Take a look at the Grob mix. While these are not flavor related compunds, it has a wide variety of functionality and you can purchase this premade with a certificate of analyis from most or all chromatographic suppliers. For your method,you inject at a concentration where you can easily see peak shape and measure peak areas. The area for the nitrophenol and nitro aniline should be constant. This tests for acid/base sensitivity in the column. Peaks should not tail. Specify limits that allow your column to age a bit.

If you are not familiar with the Grob mixture, look around for it. I did a quick search and this link has some descritpion of the kinds of things the mixture tests: http://www.griffinanalytical.com/app_note_6.html. The article is part of the promotion for a particluar instrument - but it does describe what the grob mix tests.

Use functions in the instrument software to measure peak tailing, signal to noise, and to obtain numbers for peak resolution. Peak resolution will probably not be computed by your instrument software, but you can make a spreadheet to compute resolution based of peak widths and retention times.

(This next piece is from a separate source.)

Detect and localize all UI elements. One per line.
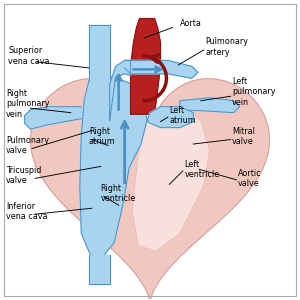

Thanks a lot for your infos and sorry not to have kept you update, but I was busy.

I think I will indeed weigh myself a mixture of synthetic molecules, with a minimum purity of 98% for each (based on certificates of analysis from suppliers). Then inject the mixture at different concentration, to be able to define the ideal one.

Then I will see what numbers I can get from my software concerning peak tailing and resolution, and define a good range within the calibration is acceptable. Do I need anything else as parameter?

About quantification, what do I do exactly? Knowing the exact weigh of each components, and their purity, how do I infer from my mixture spectra that the calibration is ok? By measuring the area%(and infering from that an actual %), that I will compare to the actual % that I really weighed? And after that maybe define a range that allows me to say it's good?

Thank you

If you weigh a mixture of molecules, I would suggest that you inject at a particular concentration and measure the area percents in the TIC over a specified mass range ( you pick it it might be 45 to 350 ) and look to have the ratios of areas remain constant within some reasonable percentage. If you pick something like 10%, it will be a specification that will be difficult to miss. If you make a calibration curve, use one compund as an internal standard - same concentration in all solutions and make up solutions with a few other compunds and show that when you build the calibraiton curve it is linear. The specification might be an r value of .95 or better.

Try a few runs over several days. And as you collect data you can see if the specifications are too tight. If they are much wider than what you obtain from your instrument, do not tighten the specifications unless it becomes clear that the specifications are wide enough to allow unacceptable instrument performance be accepted. As the instrument ages, it may be difficult to meet specifications set with a newer instrument.

Thank you very much for your answer and concern. Couldn't reply before because I was not notified of your reply in my mailbox, don't know why

Indeed I will try to make trials with internal standard, will let you know.

I think making calibration curves is important to at least determine the efficiency of the figures provided by the instrument.

Thank s a lot again and have a good day!